Larry Page's project, Backrub, sought to qualify these backlinks. However, it amounted to a mammoth task involving huge computing resources and complex mathematics, where he was helped by Sergey Brin.
In 1996 Page and Brin started experimenting with the homepage of Stanford, where both were studying. Both soon came up with their breakthrough idea - the PageRank algorithm, as mentioned in a report in The Guardian.
What the algorithm did was give more weight to links that came from more authoritative pages. The idea was similar to an academic paper - the more backlinks a site had, the more it was likely to be a good source.
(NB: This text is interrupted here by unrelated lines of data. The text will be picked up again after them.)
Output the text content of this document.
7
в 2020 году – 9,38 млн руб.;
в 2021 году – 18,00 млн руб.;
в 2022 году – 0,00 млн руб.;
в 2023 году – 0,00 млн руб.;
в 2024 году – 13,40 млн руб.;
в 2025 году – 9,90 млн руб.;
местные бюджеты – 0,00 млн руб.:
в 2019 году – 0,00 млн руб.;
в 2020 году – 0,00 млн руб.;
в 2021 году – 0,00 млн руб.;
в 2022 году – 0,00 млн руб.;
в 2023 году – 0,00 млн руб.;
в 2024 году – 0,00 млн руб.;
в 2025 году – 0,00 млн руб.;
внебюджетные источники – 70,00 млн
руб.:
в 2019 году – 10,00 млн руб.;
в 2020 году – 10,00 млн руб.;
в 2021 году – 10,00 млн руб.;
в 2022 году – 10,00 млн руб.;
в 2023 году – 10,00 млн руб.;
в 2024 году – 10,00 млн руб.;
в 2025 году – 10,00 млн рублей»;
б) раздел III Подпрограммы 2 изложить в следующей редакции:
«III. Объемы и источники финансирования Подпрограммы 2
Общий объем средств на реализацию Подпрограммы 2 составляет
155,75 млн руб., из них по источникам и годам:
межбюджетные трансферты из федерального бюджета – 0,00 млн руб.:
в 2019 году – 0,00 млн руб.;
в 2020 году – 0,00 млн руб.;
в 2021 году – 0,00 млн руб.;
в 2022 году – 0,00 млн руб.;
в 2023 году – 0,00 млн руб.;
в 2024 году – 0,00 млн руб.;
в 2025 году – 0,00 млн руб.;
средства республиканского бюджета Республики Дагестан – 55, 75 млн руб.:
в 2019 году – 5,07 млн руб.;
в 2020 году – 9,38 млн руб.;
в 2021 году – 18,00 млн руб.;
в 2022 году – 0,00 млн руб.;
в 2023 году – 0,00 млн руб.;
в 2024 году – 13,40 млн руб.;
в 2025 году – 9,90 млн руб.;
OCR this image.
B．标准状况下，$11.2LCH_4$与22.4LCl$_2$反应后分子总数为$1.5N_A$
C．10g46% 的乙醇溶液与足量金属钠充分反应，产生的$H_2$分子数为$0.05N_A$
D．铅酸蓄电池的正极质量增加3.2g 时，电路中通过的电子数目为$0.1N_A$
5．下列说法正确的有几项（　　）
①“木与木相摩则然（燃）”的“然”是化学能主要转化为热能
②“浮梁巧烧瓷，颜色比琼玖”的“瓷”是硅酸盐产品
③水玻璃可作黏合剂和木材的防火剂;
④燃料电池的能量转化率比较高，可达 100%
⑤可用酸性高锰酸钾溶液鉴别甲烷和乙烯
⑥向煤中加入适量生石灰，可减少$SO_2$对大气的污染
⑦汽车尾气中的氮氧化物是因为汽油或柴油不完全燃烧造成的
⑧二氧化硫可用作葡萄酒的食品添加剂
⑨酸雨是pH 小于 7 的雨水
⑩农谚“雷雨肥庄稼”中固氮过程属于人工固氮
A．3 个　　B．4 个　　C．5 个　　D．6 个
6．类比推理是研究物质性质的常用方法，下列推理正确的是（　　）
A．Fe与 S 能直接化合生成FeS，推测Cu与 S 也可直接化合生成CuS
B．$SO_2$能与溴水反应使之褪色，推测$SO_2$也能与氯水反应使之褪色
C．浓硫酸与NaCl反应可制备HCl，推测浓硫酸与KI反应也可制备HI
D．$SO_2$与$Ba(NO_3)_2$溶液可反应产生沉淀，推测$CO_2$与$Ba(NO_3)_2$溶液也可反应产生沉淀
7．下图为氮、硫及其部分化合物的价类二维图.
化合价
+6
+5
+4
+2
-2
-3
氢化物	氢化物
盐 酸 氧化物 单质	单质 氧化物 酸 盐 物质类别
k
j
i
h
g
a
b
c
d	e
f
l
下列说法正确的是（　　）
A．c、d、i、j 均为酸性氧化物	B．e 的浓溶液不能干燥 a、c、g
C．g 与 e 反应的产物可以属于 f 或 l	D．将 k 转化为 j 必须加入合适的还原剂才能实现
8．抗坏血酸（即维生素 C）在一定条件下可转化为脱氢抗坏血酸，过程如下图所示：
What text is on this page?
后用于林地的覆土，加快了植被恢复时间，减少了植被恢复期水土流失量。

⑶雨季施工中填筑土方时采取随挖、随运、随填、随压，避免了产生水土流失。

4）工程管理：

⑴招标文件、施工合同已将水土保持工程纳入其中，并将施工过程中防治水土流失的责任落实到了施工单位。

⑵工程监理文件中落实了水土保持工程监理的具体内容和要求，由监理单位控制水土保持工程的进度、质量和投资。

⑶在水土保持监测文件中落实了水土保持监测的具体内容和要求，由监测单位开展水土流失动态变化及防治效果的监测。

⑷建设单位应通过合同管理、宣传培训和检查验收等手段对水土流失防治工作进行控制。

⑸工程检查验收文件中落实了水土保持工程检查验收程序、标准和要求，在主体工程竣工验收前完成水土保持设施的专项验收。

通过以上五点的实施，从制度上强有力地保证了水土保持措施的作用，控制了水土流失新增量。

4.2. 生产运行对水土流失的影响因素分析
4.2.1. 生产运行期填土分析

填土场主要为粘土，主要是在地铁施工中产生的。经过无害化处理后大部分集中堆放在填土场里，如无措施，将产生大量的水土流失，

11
Moreover, this allowed Page and Brin to rank search results not only by keywords but by credibility. Backrub got better as the web expanded.
In August 1996, Backrub became Google - a play on the term googol. Googol denotes the large number of 10 to the power of 100. In decimation, it is written as the digit 1, followed by a 100 zeroes. Now, when you search for anything, Google will offer you multiple results highlighted in the end of the page with multiple 'O's. The more the number of search results, the more the Os in Google.
The first version of Google appeared on the Stanford site. The system consumed so much bandwidth that it would take down the whole of Stanford's internet connection regularly but would still allow users to search all of 24 million pages it had stored in its database.